Educator’s challenge motivated young writer

A challenge, and subsequent encouragement from a high school principal five years ago opened not a door, but the floodgates of creativity for a young Laurel man.

Five years ago, Charles Siefken was a student at East Marshall High School.

Some classes were such a challenge that he wanted to quit school.

Dyslexia and cross-modality issues made it difficult for him to learn.

“If I read something in a textbook, I had a hard time writing out notes,” he said. “But the more I read, the more I wrote, and the condition improved. And for somebody who once hated English, I love writing stories.”

East Marshall Principal Rex Kozak saw potential in Charles and challenged him to write and publish a book to receive credit for an English class.

For once, Charlie was interested in a school project, and took the challenge.

Kozak’s directive was this: Charles was to incorporate English, math and recent events into the book and keep up with his other classes.

The arrangement also required Charles to submit research and other materials used to develop his fictional effort to Kozak periodically.

Wendy Siefken, Charles’ mother, agreed to help her son.

Charles provided the story theme, and did the writing.

Mom followed-up with editing and suggestions.

Soon, the entire Siefken family was contributing time, talent and support.

The task proved to be daunting, despite Charles’ passion for writing short stories, all the while receiving positive feedback from Kozak and other East Marshall educators.

Another young author would provide the extra motivation Charles needed to get the job done.

Also confident in Charles’ ability to complete the task were Wendy, and Charles Henry, his dad.

Charles credited fellow author Christopher Paolini of the “Eragon” series, then, and now, for motivating him to read more and enter the world of writing.

Charles saw much in common between him and Paolini.

“He (Paolini) was 16 when he started working on the story as a classroom project and graduated,” Charles said. “And he published it age 18, going from school to school to promote the book, received encouragement, and was successful.”

Charles would finish Kozak’s assignment and his first book in four months.

“Kai’s Journey, The New World Chronicles Book 1,” was the result.

Wendy ultimately served as coach, editor, proofreader, researcher and more.

The Siefkens’ first effort was so successful they followed up with “Kai’s Journey, The New World Chronicles Book 2”.

Recently the mother-son team launched their third book, “Jack Bowman.”

So recent, that the two were at the Central Iowa Fair two weeks ago and Linn Creek Art Festival in Marshalltown promoting and selling it along with their other books.

Wendy has added agent and publicist to her job description, while still being mom and a spouse to Charles Henry, a trucker.

“Jack Bowman” is for young adults from ages 10 and up,” Wendy said. “There are dragons, werewolves and zombies. The dragons and werewolves are good, and there is no blood, guts, or gore that would offend parents or scare children.”

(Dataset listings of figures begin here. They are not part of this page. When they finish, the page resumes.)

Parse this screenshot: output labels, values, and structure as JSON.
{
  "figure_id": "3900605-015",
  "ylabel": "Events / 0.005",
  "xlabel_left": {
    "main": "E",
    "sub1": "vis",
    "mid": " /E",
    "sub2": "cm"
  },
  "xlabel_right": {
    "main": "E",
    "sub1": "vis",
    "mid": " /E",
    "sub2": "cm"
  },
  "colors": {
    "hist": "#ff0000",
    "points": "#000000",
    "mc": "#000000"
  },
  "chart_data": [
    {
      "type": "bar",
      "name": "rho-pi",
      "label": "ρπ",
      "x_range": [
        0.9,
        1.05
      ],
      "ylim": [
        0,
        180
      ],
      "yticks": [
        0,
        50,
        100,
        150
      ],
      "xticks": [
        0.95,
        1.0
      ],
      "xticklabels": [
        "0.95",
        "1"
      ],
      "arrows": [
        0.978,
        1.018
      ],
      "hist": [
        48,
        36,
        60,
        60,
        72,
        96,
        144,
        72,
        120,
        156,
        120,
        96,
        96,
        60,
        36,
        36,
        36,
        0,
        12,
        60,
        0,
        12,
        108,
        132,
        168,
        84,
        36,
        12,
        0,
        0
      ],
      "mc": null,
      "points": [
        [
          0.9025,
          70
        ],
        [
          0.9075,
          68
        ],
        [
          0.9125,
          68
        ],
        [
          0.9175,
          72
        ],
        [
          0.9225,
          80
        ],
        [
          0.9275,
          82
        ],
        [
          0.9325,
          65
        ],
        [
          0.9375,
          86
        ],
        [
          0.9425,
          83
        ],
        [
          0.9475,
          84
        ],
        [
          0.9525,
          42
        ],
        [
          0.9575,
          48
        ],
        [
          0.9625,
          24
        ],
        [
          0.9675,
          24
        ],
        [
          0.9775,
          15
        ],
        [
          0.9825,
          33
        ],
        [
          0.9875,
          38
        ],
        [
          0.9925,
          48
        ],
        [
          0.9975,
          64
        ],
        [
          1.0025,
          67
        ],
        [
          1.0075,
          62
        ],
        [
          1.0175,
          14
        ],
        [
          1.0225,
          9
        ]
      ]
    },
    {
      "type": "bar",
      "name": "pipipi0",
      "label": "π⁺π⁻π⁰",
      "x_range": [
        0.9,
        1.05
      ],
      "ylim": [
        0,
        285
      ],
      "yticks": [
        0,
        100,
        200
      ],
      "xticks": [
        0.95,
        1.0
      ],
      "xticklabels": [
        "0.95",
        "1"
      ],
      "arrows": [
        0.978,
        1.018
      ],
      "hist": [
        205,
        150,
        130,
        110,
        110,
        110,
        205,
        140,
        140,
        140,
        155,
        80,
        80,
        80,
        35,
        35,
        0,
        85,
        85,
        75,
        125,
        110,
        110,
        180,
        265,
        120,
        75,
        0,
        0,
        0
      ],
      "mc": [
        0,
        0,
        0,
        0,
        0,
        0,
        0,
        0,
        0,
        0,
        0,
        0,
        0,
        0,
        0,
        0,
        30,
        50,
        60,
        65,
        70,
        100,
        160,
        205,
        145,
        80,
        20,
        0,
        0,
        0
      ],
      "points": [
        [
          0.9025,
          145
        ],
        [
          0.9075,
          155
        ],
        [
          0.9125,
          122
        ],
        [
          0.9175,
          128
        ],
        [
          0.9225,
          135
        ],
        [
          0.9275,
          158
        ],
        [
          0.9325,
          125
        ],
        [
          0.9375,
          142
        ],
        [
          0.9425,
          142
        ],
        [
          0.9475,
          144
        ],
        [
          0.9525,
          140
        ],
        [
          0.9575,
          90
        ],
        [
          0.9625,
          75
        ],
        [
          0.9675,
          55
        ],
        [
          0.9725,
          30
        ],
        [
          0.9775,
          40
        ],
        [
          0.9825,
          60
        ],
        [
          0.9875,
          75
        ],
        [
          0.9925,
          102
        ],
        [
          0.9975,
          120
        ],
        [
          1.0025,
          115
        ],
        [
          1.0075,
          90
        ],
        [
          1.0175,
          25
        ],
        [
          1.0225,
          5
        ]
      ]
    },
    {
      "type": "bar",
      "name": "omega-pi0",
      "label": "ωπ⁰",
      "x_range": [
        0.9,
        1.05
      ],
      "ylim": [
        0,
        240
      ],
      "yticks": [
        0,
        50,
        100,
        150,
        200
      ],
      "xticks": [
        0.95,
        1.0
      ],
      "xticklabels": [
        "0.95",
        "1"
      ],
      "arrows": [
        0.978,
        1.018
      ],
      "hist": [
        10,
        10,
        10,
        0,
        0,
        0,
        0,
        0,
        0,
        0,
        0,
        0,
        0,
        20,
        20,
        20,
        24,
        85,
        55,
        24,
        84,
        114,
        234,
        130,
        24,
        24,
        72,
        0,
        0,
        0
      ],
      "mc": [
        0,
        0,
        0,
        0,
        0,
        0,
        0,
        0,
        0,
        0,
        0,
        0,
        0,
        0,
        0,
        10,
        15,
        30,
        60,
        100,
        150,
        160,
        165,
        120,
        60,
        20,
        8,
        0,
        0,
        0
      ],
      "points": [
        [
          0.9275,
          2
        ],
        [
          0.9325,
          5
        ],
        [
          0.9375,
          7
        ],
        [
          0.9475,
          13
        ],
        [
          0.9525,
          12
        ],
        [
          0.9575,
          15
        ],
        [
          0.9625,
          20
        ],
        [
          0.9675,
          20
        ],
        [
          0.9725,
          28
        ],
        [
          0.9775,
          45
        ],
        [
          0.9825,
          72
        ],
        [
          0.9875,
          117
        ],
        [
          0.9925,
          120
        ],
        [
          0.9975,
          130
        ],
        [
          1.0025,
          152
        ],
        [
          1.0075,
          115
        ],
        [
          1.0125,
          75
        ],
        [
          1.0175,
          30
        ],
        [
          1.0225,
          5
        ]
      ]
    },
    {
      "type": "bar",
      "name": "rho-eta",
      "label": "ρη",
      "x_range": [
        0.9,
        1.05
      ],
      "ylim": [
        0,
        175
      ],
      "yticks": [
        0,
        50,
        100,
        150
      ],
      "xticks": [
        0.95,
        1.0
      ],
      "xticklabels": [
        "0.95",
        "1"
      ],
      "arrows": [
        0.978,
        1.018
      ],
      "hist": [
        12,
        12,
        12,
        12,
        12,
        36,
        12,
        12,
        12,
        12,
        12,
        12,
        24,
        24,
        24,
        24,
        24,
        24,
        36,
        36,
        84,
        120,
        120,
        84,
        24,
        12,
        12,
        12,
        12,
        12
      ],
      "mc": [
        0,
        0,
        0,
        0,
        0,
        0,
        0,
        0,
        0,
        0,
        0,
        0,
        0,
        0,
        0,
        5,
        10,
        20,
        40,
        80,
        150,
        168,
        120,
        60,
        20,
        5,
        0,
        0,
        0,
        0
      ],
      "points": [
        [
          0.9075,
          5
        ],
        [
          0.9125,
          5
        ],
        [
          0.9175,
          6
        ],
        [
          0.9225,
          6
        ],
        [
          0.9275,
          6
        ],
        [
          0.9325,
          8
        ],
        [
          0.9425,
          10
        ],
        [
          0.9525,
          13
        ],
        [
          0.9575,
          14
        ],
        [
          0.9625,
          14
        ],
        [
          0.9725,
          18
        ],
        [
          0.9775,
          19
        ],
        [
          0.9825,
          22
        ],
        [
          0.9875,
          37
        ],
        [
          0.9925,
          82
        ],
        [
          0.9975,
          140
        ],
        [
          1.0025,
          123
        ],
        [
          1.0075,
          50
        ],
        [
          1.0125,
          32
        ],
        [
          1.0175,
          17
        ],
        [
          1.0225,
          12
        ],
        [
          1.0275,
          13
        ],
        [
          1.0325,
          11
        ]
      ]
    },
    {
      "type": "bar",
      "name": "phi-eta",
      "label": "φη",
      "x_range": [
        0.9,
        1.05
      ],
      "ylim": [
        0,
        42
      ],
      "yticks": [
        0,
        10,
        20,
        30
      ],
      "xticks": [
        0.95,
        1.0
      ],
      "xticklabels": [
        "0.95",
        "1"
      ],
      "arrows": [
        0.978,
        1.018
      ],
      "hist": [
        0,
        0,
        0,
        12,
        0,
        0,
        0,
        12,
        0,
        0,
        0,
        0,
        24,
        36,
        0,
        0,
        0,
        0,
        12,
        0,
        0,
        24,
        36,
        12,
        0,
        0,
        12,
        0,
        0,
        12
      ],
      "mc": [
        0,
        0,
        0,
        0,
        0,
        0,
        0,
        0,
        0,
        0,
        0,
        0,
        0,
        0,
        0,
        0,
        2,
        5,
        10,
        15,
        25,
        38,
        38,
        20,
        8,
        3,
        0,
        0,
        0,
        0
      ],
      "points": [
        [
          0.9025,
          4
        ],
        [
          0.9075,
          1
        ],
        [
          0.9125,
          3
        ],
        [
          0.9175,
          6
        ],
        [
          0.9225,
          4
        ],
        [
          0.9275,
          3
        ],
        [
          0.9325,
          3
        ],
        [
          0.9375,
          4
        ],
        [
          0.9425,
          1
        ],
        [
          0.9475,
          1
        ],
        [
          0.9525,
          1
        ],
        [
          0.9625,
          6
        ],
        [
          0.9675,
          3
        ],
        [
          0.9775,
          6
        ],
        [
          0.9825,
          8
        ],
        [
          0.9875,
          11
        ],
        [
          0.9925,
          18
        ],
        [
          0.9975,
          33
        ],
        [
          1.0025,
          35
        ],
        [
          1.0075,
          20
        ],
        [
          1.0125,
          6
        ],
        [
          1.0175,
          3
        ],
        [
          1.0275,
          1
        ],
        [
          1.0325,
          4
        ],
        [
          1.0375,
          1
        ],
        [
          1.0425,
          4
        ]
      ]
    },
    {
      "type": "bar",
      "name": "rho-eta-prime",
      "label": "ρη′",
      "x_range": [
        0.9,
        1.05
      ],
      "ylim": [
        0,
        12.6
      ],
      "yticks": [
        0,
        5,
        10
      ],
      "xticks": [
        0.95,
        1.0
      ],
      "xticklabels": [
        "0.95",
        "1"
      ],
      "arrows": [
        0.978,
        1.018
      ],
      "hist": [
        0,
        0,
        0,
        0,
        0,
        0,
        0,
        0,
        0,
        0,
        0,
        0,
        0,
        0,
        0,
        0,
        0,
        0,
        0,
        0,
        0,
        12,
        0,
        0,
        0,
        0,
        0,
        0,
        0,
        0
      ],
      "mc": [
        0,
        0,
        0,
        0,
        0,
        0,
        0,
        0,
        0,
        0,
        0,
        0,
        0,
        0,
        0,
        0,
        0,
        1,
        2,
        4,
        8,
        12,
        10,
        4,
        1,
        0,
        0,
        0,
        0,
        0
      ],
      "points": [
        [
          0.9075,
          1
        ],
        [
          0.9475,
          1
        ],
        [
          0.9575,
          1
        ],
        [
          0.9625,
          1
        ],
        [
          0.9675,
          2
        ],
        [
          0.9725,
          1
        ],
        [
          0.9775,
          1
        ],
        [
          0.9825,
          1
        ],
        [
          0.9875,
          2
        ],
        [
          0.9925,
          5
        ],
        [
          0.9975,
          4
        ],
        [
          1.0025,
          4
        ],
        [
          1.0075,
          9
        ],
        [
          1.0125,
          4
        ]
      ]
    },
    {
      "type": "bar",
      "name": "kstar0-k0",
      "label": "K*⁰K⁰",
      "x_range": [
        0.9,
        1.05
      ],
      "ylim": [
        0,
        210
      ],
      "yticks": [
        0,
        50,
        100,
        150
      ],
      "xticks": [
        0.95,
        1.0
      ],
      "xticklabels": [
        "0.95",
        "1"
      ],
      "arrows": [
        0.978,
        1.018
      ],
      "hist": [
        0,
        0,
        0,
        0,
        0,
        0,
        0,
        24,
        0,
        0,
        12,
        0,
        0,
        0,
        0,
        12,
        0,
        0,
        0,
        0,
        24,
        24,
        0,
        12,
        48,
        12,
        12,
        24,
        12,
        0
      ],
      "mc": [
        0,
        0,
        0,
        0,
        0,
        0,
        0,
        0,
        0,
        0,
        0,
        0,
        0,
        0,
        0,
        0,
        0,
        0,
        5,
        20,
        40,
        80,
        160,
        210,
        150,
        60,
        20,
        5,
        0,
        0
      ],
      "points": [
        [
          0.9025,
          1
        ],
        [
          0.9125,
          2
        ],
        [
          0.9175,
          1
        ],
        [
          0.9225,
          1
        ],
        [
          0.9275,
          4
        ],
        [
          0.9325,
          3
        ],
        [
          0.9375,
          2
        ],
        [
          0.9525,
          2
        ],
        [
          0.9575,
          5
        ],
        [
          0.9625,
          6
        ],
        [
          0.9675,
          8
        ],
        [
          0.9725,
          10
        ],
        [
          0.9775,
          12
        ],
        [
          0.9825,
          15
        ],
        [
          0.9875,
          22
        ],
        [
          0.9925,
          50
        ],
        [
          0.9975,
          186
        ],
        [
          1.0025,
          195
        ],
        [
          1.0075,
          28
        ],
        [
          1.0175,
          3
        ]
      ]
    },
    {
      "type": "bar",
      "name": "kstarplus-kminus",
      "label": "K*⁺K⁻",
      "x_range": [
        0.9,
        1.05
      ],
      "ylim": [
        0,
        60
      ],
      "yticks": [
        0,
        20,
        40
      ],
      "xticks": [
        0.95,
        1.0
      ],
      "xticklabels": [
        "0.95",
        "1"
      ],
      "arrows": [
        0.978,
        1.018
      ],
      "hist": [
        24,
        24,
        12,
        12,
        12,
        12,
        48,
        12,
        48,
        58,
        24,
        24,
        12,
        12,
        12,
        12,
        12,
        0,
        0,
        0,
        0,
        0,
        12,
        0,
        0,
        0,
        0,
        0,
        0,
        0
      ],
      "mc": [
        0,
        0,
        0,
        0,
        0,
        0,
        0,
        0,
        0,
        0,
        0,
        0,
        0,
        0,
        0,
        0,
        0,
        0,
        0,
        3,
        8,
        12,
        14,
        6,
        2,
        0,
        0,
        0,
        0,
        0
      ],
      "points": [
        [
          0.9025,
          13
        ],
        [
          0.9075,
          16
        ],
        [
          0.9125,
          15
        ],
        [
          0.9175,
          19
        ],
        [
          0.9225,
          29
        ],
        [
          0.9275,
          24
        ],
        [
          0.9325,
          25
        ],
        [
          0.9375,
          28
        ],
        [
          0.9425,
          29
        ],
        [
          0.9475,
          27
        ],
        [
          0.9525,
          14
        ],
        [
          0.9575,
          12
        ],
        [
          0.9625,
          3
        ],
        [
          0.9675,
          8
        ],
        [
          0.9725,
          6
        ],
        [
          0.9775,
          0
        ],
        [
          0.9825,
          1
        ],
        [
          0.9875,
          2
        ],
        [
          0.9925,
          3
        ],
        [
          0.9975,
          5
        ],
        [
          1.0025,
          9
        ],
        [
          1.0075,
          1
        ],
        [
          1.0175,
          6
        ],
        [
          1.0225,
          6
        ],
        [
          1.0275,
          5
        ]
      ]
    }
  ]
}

The plot centers around Bowman, a young man who has been on the wrong side of the law too often. He was convicted of his third offense under a “three strikes and out,” law, and is now on his way to prison.

The bus carrying the prisoners to the penitentiary has stopped on a bridge, because a horde of zombies have massed on the road ahead.

They attack the bus.

As Bowman is running from the zombies, he notices a little girl trapped in a car, mouthing a scream.

She can’t vocalize the scream, nor can she speak. The girl has her own horrors from the past, making sounds and speech impossible.

The girl’s father, a victim of the zombie attack, turns on his daughter, sitting in the back seat.

But Bowman pulls her away, and they escape.

“That incident is basically the turning point in his life for the good,” Wendy said.

Completing Kozak’s project proved to be a turning point in Charles’ life.

More than five years have passed since writing and releasing the “Kai 1.”

He graduated from high school, and is now enrolled in Marshalltown Community College’s auto mechanics program.

He continues to comes up with book themes, researches, and writes when not in class or doing homework.

And another joint project between son and mother is in the works.